Ces projets ont été choisis car ils sont des exemples de la mise en avant de l’architecture et  de l’urbanisme durables.

« Nous sommes tout à fait capables en Nouvelle-Calédonie de nous inscrire dans une démarche d’écoconstruction. Des filières sont en cours de structuration, comme celle du bambou ou celle du chanvre, et méritent d’être développées afin de répondre, par exemple, aux problèmes d’approvisionnement que l’on peut rencontrer sur notre île », a ajouté Petelo Sao.

Les élèves du BTS ERA impliqués dans la démarche

Lors de la préparation de ces expositions, le gouvernement a souhaité impliquer la jeunesse dans la démarche en prenant contact avec la filière « études et réalisations d’agencements » ERA (BTS et Bac pro) du lycée Petro-Attiti, qui s’était déjà illustré en participant au concours d’idées organisé lors du symposium : « Imaginer l’habitat océanien », porté par le gouvernement en 2022.

 

À la suite de la fermeture du lycée Petro-Attiti après les dégâts subis lors des événements de mai 2024, la filière ERA a été contrainte de déménager au lycée Jules-Garnier.
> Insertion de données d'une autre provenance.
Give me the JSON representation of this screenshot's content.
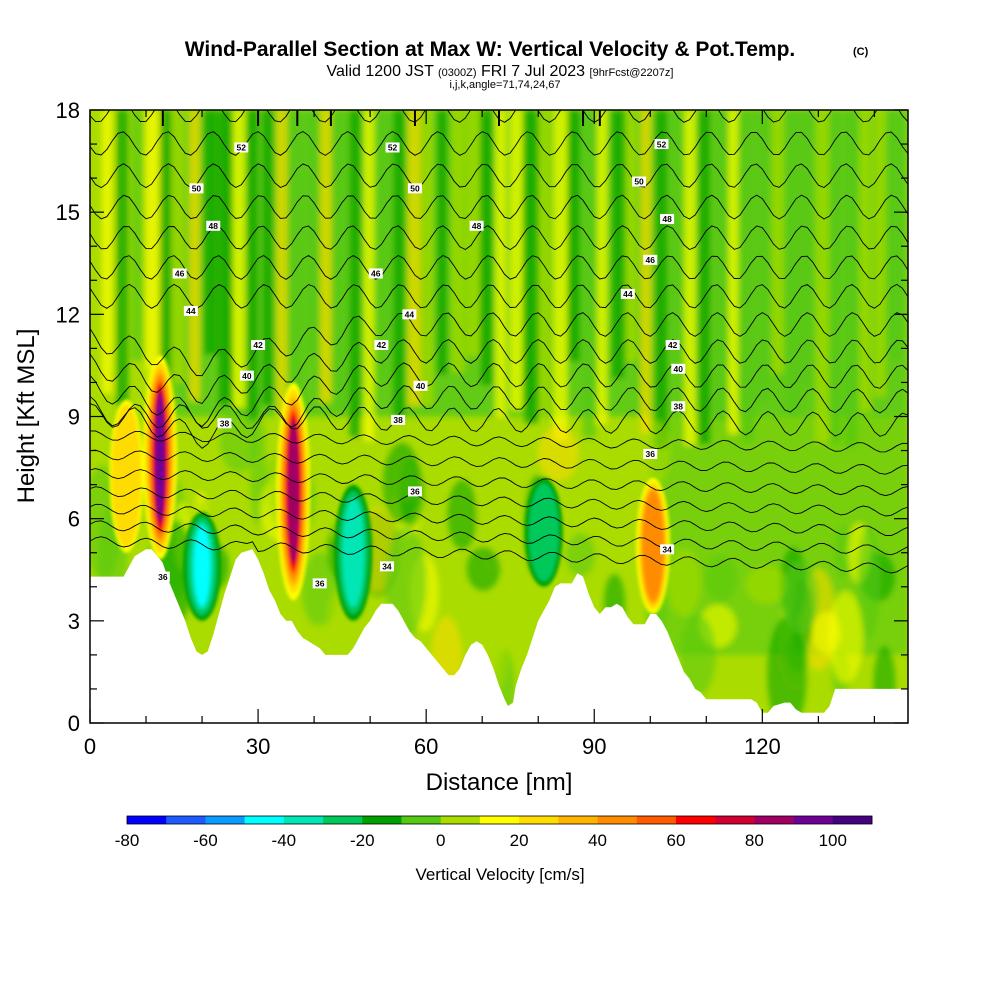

Privés de leurs plateaux de travail et de leurs stages en entreprises, étudiants et enseignants ont décidé de mettre en place une dynamique de co-working inversé pour pallier ce manque. Dans ce dispositif, ce ne sont plus les étudiants qui se déplacent en entreprise, mais les professionnels qui viennent à leur rencontre. Le co-working inversé favorise un apprentissage actif : travail en équipe, gestion de projet, communication, respect des délais et approche transdisciplinaire.

Dans cette optique, les étudiants ont travaillé à l’organisation des deux expositions. Ils ont été chargés de concevoir des échantillons de matériaux géosourcés et biosourcés disponibles en Nouvelle-Calédonie, auxquels ont été associées six affiches explicatives qui seront visibles au centre culturel Tjibaou.

Les élèves du BTS communication (lycée Lapérouse)

Afin de rendre plus inclusives ces expositions, les étudiants en BTS communication au lycée Lapérouse ont élaboré des panneaux qui permettront, via des QR codes, d’en savoir plus sur l’écoconstruction grâce notamment à des vidéos réalisées par leurs soins.